The Antigravity Terms of Service (Section 6) explicitly prohibits "using the Service in connection with products not provided by us." OpenClaw's plugin was literally called google-antigravity-auth. The Hacker News thread has 478 comments and counting.
The real problem: economics, not ethics
The technical argument for the ban is straightforward. Google aggressively caches prompts for its own first-party clients — prompt caching is how they make $20/mo subscriptions viable. Third-party tools break those cache hit rates. As one HN commenter put it:
"Third-party tools break those cache hit rates, potentially increasing serving costs 5-10x per request. That's a legitimate economic concern."
The buffet analogy from the thread is apt: you paid for all-you-can-eat, but you brought your own takeaway boxes. The restaurant has every right to kick you out. What they don't have the right to do is keep charging you after they've locked the doors.
The enforcement is indefensible
Most of the internet agrees: the ban itself is within Google's rights, but the execution is a disaster.
- Zero-tolerance permanent bans on paying subscribers with no warning
- No graduated response — no email, no "stop doing this or else," just account gone
- Still charging $249/month on bricked accounts
- False positives — people who never used OpenClaw getting banned
- Kafkaesque support — departments bouncing users between each other with no escalation path
One commenter called it "the worst customer experience I've ever seen for a trillion-dollar company." Others noted that a simple "we noticed you're using a third-party tool — please stop or switch to API access" email would have been trivially easy and infinitely more humane.
A pattern, not an incident
This isn't new. We've been tracking this exact pattern:
- January 2026: Anthropic blocks third-party tools that spoof Claude Code's client identity. We wrote about how YA differs from those tools.
- February 2026: Anthropic updates legal docs, causing confusion about Agent SDK usage. Clarified within hours — individual use is fine.
- February 2026: Google bans Antigravity/OpenClaw users. No clarification, no reversal, no functioning support.
The direction is clear: every major AI provider will eventually crack down on tools that extract subsidized OAuth tokens to power unauthorized backends. The only question is how they handle it. Anthropic communicated. Google nuked.
Where Yep Anywhere stands
Yep Anywhere only uses official CLIs. We spawn claude (via the Agent SDK), codex, and gemini — the same binaries the providers ship and support. The CLI handles its own authentication, its own API calls, its own billing. We provide a UI on top.

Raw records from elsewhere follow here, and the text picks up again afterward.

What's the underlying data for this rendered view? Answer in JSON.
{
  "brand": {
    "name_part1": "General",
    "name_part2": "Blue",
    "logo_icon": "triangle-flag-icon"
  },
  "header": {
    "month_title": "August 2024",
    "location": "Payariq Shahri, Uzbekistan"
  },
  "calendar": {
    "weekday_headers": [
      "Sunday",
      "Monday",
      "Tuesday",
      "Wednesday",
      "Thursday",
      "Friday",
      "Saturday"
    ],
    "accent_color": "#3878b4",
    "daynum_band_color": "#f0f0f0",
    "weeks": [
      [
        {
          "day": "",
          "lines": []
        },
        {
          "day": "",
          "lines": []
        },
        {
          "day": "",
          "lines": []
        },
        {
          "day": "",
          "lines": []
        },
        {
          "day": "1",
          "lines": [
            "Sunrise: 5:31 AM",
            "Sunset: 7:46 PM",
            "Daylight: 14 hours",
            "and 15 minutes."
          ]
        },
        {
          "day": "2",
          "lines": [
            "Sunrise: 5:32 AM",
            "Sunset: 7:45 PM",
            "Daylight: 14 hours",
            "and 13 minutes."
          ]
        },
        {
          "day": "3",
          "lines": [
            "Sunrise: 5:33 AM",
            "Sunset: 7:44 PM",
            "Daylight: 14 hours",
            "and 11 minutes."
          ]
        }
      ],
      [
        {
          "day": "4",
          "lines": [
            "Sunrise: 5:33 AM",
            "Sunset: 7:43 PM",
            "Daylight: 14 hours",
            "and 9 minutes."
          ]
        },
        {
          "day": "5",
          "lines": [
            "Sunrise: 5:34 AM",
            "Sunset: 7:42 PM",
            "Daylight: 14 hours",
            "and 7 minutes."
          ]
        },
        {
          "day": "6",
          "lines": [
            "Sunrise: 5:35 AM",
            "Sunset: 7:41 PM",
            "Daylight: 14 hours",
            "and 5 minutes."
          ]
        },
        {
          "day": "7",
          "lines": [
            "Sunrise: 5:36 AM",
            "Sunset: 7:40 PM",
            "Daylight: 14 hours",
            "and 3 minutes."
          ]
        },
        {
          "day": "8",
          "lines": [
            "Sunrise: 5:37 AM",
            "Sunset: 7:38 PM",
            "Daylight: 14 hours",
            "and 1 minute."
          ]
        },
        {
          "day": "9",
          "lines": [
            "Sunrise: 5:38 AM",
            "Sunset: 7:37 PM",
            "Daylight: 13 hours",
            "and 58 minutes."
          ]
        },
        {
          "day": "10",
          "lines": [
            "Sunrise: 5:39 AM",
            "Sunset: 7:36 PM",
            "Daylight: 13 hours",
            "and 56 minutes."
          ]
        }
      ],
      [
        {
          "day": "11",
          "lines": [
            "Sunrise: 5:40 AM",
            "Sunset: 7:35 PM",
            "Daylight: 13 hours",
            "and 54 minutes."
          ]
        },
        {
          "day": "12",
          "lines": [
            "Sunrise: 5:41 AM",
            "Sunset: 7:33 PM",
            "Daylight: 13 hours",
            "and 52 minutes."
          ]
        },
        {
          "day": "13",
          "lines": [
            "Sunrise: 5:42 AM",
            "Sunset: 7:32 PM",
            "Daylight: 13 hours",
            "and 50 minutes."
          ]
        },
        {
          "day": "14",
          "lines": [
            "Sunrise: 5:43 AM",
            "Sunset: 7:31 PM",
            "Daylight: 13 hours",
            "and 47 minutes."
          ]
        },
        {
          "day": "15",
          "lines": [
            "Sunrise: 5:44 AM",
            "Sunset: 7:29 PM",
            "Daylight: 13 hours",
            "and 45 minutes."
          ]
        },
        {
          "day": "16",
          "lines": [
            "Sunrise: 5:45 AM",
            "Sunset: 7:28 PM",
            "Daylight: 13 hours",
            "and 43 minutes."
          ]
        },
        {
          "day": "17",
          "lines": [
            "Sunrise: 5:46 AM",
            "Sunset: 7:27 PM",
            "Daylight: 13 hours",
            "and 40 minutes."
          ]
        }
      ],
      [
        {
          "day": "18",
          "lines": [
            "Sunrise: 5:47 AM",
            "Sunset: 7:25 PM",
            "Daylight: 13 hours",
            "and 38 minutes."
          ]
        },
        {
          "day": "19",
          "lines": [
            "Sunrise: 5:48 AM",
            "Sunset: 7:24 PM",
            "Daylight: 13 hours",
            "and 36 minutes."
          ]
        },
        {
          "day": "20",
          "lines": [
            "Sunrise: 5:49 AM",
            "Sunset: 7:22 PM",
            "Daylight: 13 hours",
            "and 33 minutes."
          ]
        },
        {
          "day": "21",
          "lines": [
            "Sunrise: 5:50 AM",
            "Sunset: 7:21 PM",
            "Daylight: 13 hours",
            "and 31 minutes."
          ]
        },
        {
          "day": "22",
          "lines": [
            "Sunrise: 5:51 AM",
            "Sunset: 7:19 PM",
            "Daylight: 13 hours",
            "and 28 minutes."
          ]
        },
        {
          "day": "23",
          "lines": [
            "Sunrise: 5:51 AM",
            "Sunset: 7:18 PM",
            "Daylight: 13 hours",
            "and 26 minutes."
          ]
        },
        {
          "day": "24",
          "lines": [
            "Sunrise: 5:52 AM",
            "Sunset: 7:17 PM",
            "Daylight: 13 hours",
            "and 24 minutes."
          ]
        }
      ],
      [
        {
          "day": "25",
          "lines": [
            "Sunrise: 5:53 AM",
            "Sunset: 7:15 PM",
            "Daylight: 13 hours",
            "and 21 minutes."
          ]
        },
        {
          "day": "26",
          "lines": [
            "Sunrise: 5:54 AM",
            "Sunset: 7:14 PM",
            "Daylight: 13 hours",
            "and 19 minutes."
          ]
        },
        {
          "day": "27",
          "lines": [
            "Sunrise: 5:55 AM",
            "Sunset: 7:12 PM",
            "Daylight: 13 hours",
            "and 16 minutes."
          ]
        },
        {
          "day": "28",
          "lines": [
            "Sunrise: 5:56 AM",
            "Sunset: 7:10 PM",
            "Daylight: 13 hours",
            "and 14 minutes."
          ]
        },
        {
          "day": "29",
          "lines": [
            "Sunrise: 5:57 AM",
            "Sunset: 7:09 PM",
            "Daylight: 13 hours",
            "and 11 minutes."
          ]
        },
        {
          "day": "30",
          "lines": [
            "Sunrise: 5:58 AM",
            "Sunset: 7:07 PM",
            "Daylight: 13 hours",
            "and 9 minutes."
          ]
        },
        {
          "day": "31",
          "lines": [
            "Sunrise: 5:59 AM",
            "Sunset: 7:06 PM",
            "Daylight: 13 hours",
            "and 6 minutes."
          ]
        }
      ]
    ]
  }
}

This is fundamentally different from what got people banned. OpenClaw extracted OAuth tokens from consumer subscriptions and routed them through its own agent harness to hit subsidized backends. We never touch tokens. We never hit a provider API. We never impersonate a first-party client.
There's nothing for a provider to object to, because from their perspective, you're just using their CLI.
A note on Gemini CLI
We have experimental support for launching Gemini CLI sessions via --experimental-acp, and we can read existing Gemini CLI session history from disk. But honestly, Gemini CLI is rough compared to Claude Code and Codex. The session storage lives in ~/.gemini/tmp/ with hashed paths — it feels like an internal format that wasn't designed for external consumption. Write operations through ACP are unreliable. AionUI, another multi-agent wrapper, tried to integrate Gemini CLI and ultimately gave up — they ended up calling the @google/genai API directly instead, bypassing the CLI entirely.
We hope Google invests more in Gemini CLI. A robust official CLI is the right answer to this whole mess — it's how you give developers programmatic access without them resorting to OAuth extraction from consumer products. Claude Code and Codex got this right. Gemini CLI isn't there yet.
Notably, Gemini CLI sessions (~/.gemini/tmp/) and Antigravity sessions (~/.gemini/antigravity/, Protocol Buffers) are completely separate systems. We interact with the former. We have zero interaction with the latter.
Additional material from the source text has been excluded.